Serial dilutions of hypothalamic cDNA provided the template on which a line of best fit was plotted and used as a standard curve to demonstrate accuracy and reproducibility of analysis. Melting curve analysis of the PCR products was presented as fluorescence over time (-dF/dT) against temperature (T°C). The melting curve analysis showed a single melting maximum of 89.20°C for the prepro-orexin gene, a single melting maximum of 90.30°C for the -actin gene, thus confirming product specificity (data not shown).

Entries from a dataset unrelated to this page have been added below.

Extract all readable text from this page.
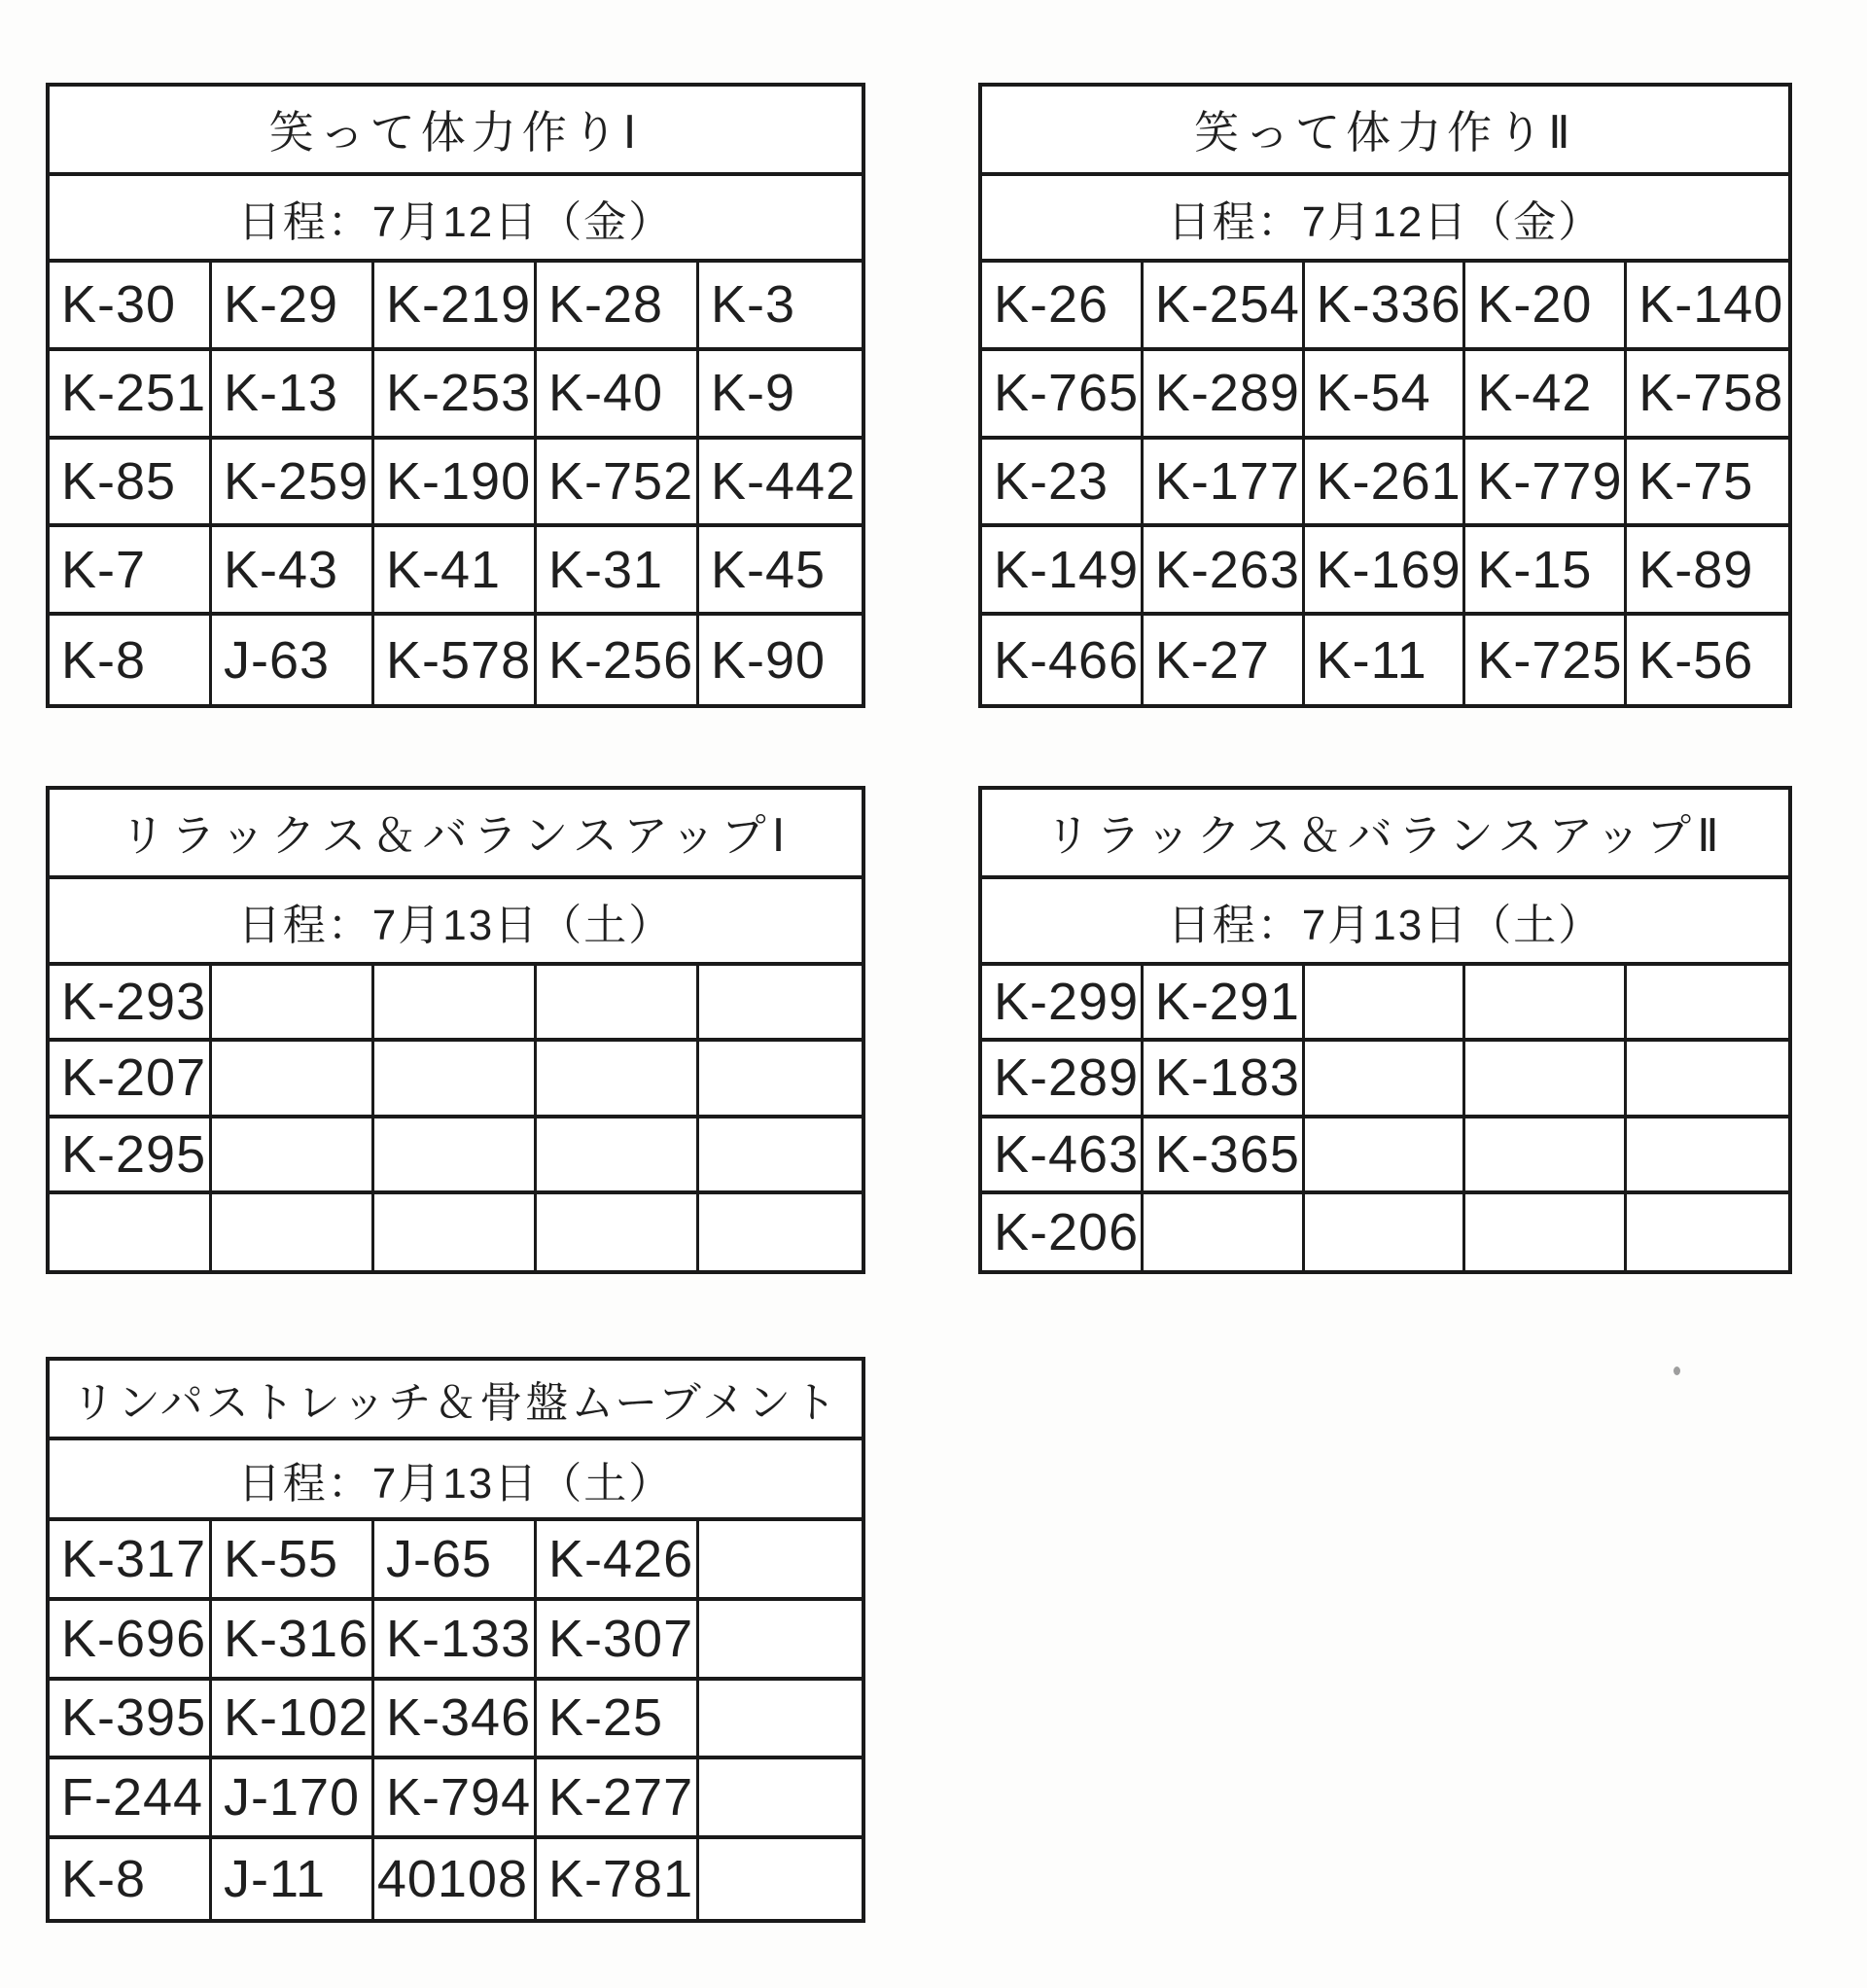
笑って体力作りⅠ
日程：7月12日（金）
K-30 K-29 K-219 K-28 K-3
K-251 K-13 K-253 K-40 K-9
K-85 K-259 K-190 K-752 K-442
K-7	K-43 K-41 K-31 K-45
K-8	J-63	K-578 K-256 K-90
笑って体力作りⅡ
日程：7月12日（金）
K-26 K-254 K-336 K-20 K-140
K-765 K-289 K-54 K-42 K-758
K-23 K-177 K-261 K-779 K-75
K-149 K-263 K-169 K-15 K-89
K-466 K-27 K-11 K-725 K-56
リラックス＆バランスアップⅠ
日程：7月13日（土）
K-293
K-207
K-295
リラックス＆バランスアップⅡ
日程：7月13日（土）
K-299 K-291
K-289 K-183
K-463 K-365
K-206
リンパストレッチ＆骨盤ムーブメント
日程：7月13日（土）
K-317 K-55 J-65	K-426
K-696 K-316 K-133 K-307
K-395 K-102 K-346 K-25
F-244 J-170 K-794 K-277
K-8	J-11 40108 K-781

There was a fivefold increase in prepro-orexin message (P < 0.01) in the hypothalami of food-deprived animals (Fig. 1B) compared with controls. These mRNA changes of the prepro-orexin peptide were also confirmed by immunoblotting analysis, where protein expression of both OR-A and OR-B was significantly (P < 0.01 and P < 0.05, respectively) increased under food deprivation (Fig. 1C).
Receptor expression.
Compared with controls, both OXR1 and OXR2 mRNA were significantly (P < 0.05) increased in the hypothalamus of the food-deprived rat (Fig. 2A). The increases were similar for both forms of orexin receptors (2.5-fold increase for OX1R, 2-fold increase for OX2R). Protein expression of OXR1 and OXR2 was confirmed by immunoblotting using specific goat polyclonal antibodies (Fig. 2B). The OXR1 antibody was raised against a peptide mapping at the carboxy terminus of the OXR1 of rat origin, whereas the OXR2 antibody was raised against a peptide mapping at the amino terminus of the OX2R of human origin and is rat cross-reactive. The detected protein for OX1R has an apparent molecular mass of
50 kDa, whereas the OX2R was detected as a 40-kDa peptide. The specificity of the response was confirmed by preincubation of OX1R and OX2R antibodies with their blocking peptides (Fig. 2B). Protein expression reflected the mRNA data (Fig. 2A) with significant increase (P < 0.01) of both receptors in food-deprived animals (Fig. 2C) compared with controls.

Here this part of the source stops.